You don't sell your soul all at once, like some Faustian bargain or a deal at the cross roads. You do it little by little, with every untrue action and every unfaithful non-action, and over the years it all adds up.

So right here, right now, in this present moment, when you know that there's some course you feel you should take or some course you feel you should avoid, but you're worried you'll regret it, don't. Worry instead that you'll regret NOT following your heart or your dreams or your gut, or whatever it is that is calling you or warning you.

Don't ask US what you might regret later in life! Only YOU know the answer to that--or you will. And when that time comes, be bold. Be bold.

And before that times comes--while you are waiting--when you have no idea about such things--be adventurous, be experimental! :devil: :)
 

martinaee

Flashlight Enthusiast
Joined
Sep 16, 2012
Messages
1,495
Location
Ohio
I'm 27 and really love threads like this. It's why I love some of the good askreddit threads on Reddit. Thanks for posting to OP everyone. I'll have to read this whole thread tomorrow.
 

Diesel_Bomber

Flashlight Enthusiast
Joined
Feb 19, 2006
Messages
1,772
Invest 20% of every single penny you make, from the very first penny you make, ever. The sooner you start the better, compound interest can be the difference between retiring when you're 40 or 70.........or never. Note: I use the word "invest" instead of "save" intentionally. Putting that money into a savings account that pays 0.05% interest is good and will put you in a better position than most, but it will never get you ahead.
 

MCK0704

Newly Enlightened
Joined
Nov 3, 2014
Messages
3
I'm 29, and have thought about this, too.

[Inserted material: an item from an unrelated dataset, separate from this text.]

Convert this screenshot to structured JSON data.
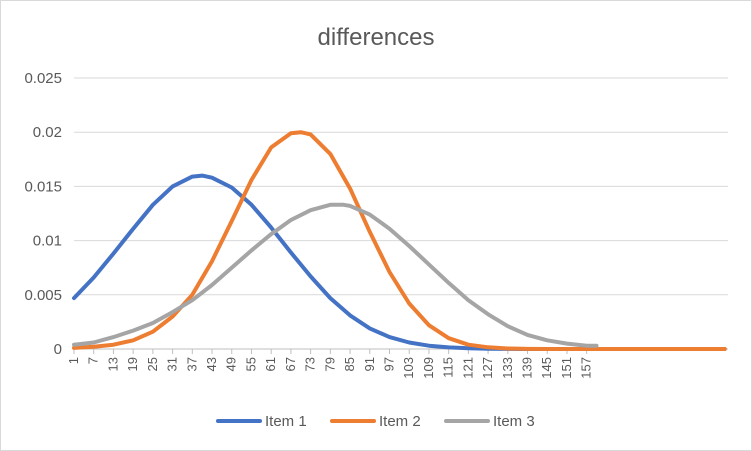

I agree with learning a foreign language (just learning to read it counts, too) and playing an instrument. If you add drawing to those two you will have things to do if you ever get bored. You can always get better in those things, although they do take a lot of time.

I also agree with taking care of your teeth and the rest of your body. The bills are expensive and it could be painful if you fail to do so.

I'd also say try to do something fun and try to learn something new every day, that way even if the rest of your day was bad you can say it wasn't a wasted day.